The NCA is also currently on track to publish a draft of volume 2 in the 4th Assessment cycle, which will be released for public review and comment as well as peer review by the U.S. National Academy of Sciences.[1]

In its review report on the 3rd order draft of Volume 1/CSSR, the National Academy of Sciences stated: The Committee commends the CSSR authors for producing an impressive, timely, and generally well-written draft report and was impressed with the breadth, accuracy, and rigor of the draft CSSR.  The Academy also stated: The draft CSSR, by building on previous solid work and incorporating recent advances, provides a valuable update. In this document, the Committee also provides recommendations for how the draft CSSR could be strengthened.

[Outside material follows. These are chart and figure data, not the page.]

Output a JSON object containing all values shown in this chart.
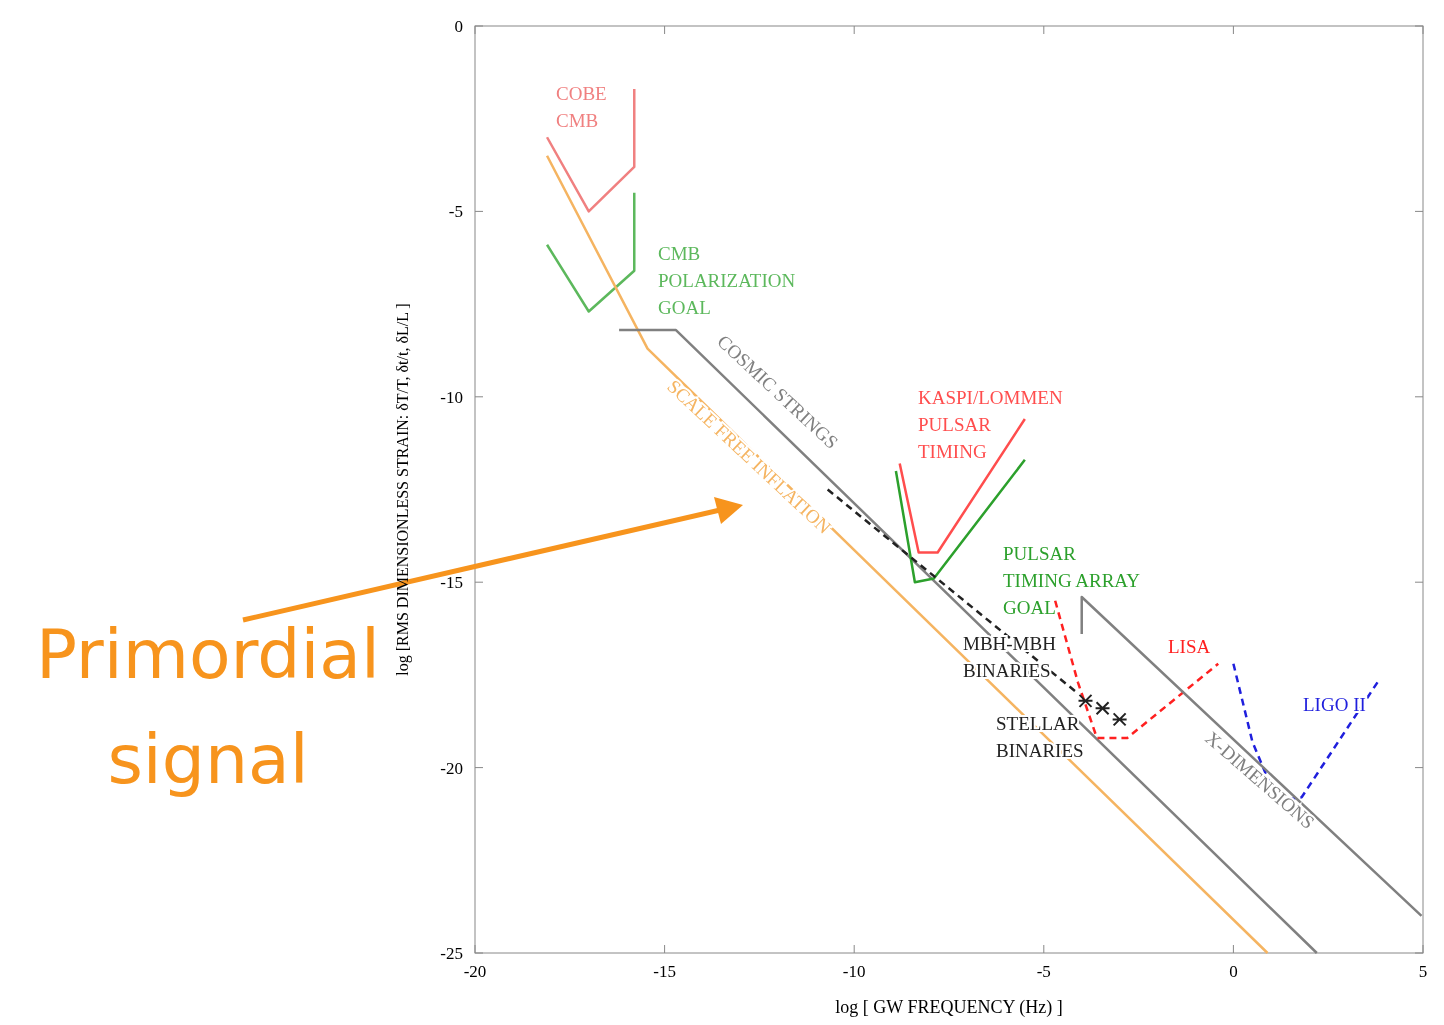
{
  "chart_data": {
    "type": "line",
    "xlabel": "log [ GW FREQUENCY (Hz) ]",
    "ylabel": "log [RMS  DIMENSIONLESS STRAIN: δT/T, δt/t,  δL/L ]",
    "xlim": [
      -20,
      5
    ],
    "ylim": [
      -25,
      0
    ],
    "xticks": [
      -20,
      -15,
      -10,
      -5,
      0,
      5
    ],
    "yticks": [
      0,
      -5,
      -10,
      -15,
      -20,
      -25
    ],
    "grid": false,
    "series": [
      {
        "name": "COBE\nCMB",
        "color": "#f08080",
        "x": [
          -18.1,
          -17.0,
          -15.8,
          -15.8
        ],
        "values": [
          -3.0,
          -5.0,
          -3.8,
          -1.7
        ]
      },
      {
        "name": "CMB\nPOLARIZATION\nGOAL",
        "color": "#5cb85c",
        "x": [
          -18.1,
          -17.0,
          -15.8,
          -15.8
        ],
        "values": [
          -5.9,
          -7.7,
          -6.6,
          -4.5
        ]
      },
      {
        "name": "SCALE FREE INFLATION",
        "color": "#f5b461",
        "x": [
          -18.1,
          -15.45,
          0.9
        ],
        "values": [
          -3.5,
          -8.7,
          -25
        ]
      },
      {
        "name": "COSMIC STRINGS",
        "color": "#808080",
        "x": [
          -16.2,
          -14.7,
          2.2
        ],
        "values": [
          -8.2,
          -8.2,
          -25
        ]
      },
      {
        "name": "KASPI/LOMMEN\nPULSAR\nTIMING",
        "color": "#ff4d4d",
        "x": [
          -8.8,
          -8.3,
          -7.8,
          -5.5
        ],
        "values": [
          -11.8,
          -14.2,
          -14.2,
          -10.6
        ]
      },
      {
        "name": "PULSAR\nTIMING ARRAY\nGOAL",
        "color": "#2ca02c",
        "x": [
          -8.9,
          -8.4,
          -7.9,
          -5.5
        ],
        "values": [
          -12.0,
          -15.0,
          -14.9,
          -11.7
        ]
      },
      {
        "name": "LISA",
        "color": "#ff2020",
        "line_style": "dashed",
        "x": [
          -4.7,
          -4.1,
          -3.6,
          -2.8,
          -0.4
        ],
        "values": [
          -15.5,
          -17.7,
          -19.2,
          -19.2,
          -17.2
        ]
      },
      {
        "name": "LIGO II",
        "color": "#1f1fdd",
        "line_style": "dashed",
        "x": [
          0,
          0.5,
          1.15,
          1.8,
          3.8
        ],
        "values": [
          -17.2,
          -19.3,
          -20.9,
          -20.8,
          -17.7
        ]
      },
      {
        "name": "X-DIMENSIONS",
        "color": "#808080",
        "x": [
          -4.0,
          -4.0,
          4.96
        ],
        "values": [
          -16.4,
          -15.4,
          -24.0
        ]
      },
      {
        "name": "MBH-MBH\nBINARIES",
        "color": "#222222",
        "line_style": "dashed",
        "x": [
          -10.7,
          -4.1
        ],
        "values": [
          -12.5,
          -18.0
        ]
      },
      {
        "name": "STELLAR\nBINARIES",
        "type": "scatter",
        "marker": "cross",
        "color": "#222222",
        "x": [
          -3.9,
          -3.45,
          -3.0
        ],
        "values": [
          -18.2,
          -18.4,
          -18.7
        ]
      }
    ],
    "annotations": [
      "Primordial\nsignal"
    ]
  }
}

The final draft of the Volume 1/CSSR that secured inter-agency approval of content responded to those Academy suggestions for improvement.

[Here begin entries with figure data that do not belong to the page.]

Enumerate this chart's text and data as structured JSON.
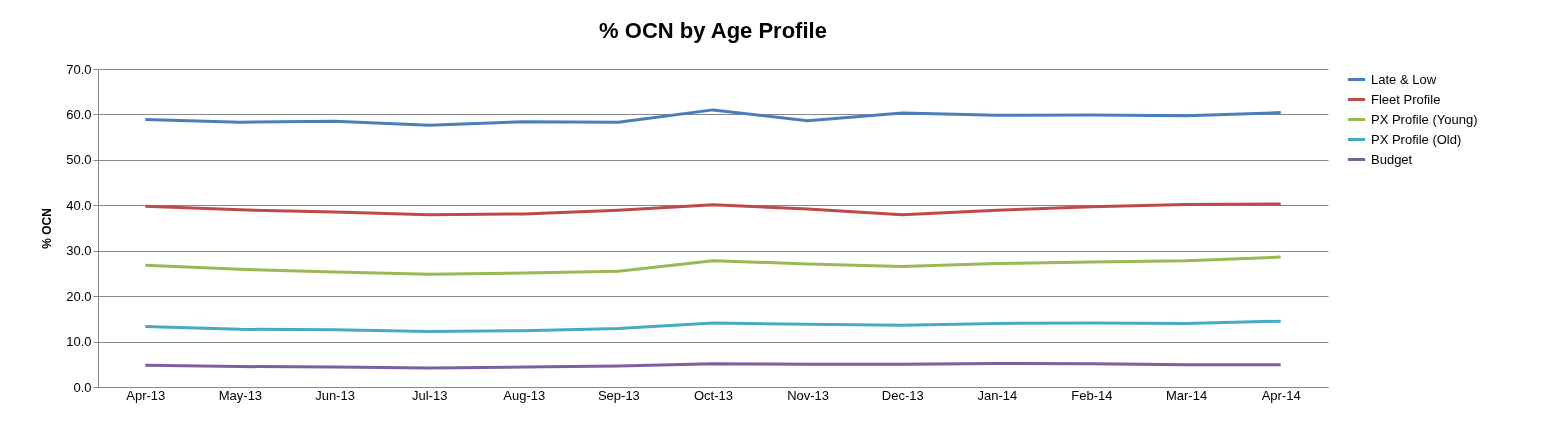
{
  "chart_data": {
    "type": "line",
    "title": "% OCN by Age Profile",
    "ylabel": "% OCN",
    "categories": [
      "Apr-13",
      "May-13",
      "Jun-13",
      "Jul-13",
      "Aug-13",
      "Sep-13",
      "Oct-13",
      "Nov-13",
      "Dec-13",
      "Jan-14",
      "Feb-14",
      "Mar-14",
      "Apr-14"
    ],
    "series": [
      {
        "name": "Late & Low",
        "color": "#4a7ebb",
        "values": [
          58.9,
          58.3,
          58.5,
          57.6,
          58.4,
          58.3,
          61.0,
          58.6,
          60.3,
          59.8,
          59.9,
          59.7,
          60.4
        ]
      },
      {
        "name": "Fleet Profile",
        "color": "#be4b48",
        "values": [
          39.8,
          39.0,
          38.5,
          37.9,
          38.1,
          38.9,
          40.1,
          39.2,
          37.9,
          38.9,
          39.7,
          40.2,
          40.3
        ]
      },
      {
        "name": "PX Profile (Young)",
        "color": "#98b954",
        "values": [
          26.8,
          25.9,
          25.3,
          24.8,
          25.1,
          25.5,
          27.8,
          27.1,
          26.5,
          27.2,
          27.5,
          27.8,
          28.6
        ]
      },
      {
        "name": "PX Profile (Old)",
        "color": "#46aac5",
        "values": [
          13.3,
          12.7,
          12.6,
          12.2,
          12.4,
          12.9,
          14.1,
          13.8,
          13.6,
          14.0,
          14.1,
          14.0,
          14.5
        ]
      },
      {
        "name": "Budget",
        "color": "#7d5fa0",
        "values": [
          4.8,
          4.5,
          4.4,
          4.2,
          4.4,
          4.6,
          5.1,
          5.0,
          5.0,
          5.2,
          5.1,
          4.9,
          4.9
        ]
      }
    ],
    "ylim": [
      0,
      70
    ],
    "yticks": [
      {
        "value": 0,
        "label": "0.0"
      },
      {
        "value": 10,
        "label": "10.0"
      },
      {
        "value": 20,
        "label": "20.0"
      },
      {
        "value": 30,
        "label": "30.0"
      },
      {
        "value": 40,
        "label": "40.0"
      },
      {
        "value": 50,
        "label": "50.0"
      },
      {
        "value": 60,
        "label": "60.0"
      },
      {
        "value": 70,
        "label": "70.0"
      }
    ],
    "grid": "y",
    "legend": "right",
    "marker": "none",
    "line_style": "solid"
  }
}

NCA reports have several important distinctions:

  • NCA assessments are conducted by leading U.S. scientists, many of whom are based in the nation’s premier universities and research institutions. Most of the federal scientists participating in these reports are based in NOAA, NASA, and USGS, agencies with strong science reputations.
  • The NCA report is produced under the explicit mandate of Congressional legislation – Section 106 of the Global Change Research Act (GCRA) of 1990 – that calls for a national report every four years.
  • NCA reports undergo formal review by the National Academy of Sciences and formal response by the report’s authors (already completed for Volume 1 of the 4th NCA), greatly enhancing their rigor and credibility.
  • Finally, these reports go through formal public comment and author response (also completed for the Volume 1) providing public input and complete transparency.

[1] Note: Another important federal climate science report, State of the Carbon Cycle Report 2 (SOCCR2), is scheduled for release in November.  While not part of the National Climate Assessment cycle per se, it is also produced under the auspices of the U.S. Global Change Research Program.  The lead agency for this report is the USDA. The White House recently announced the nomination of a noted climate-science denier to be Chief Scientist at the USDA. The focus of SOCCR-2 is on the scientific understanding of U.S. and North American carbon cycle stocks and fluxes, in the context of and interactions with global scale budgets and climate change impacts in managed and unmanaged systems. Included in this assessment report will be relevant carbon management science perspectives and support tools for supporting decisions, as addressed in and related to the US Carbon Cycle Science Plan (2011) and U.S. National Climate Assessment, USGCRP 2012-2021 Strategic Plan and Global Change Research Act (GCRA) of 1990.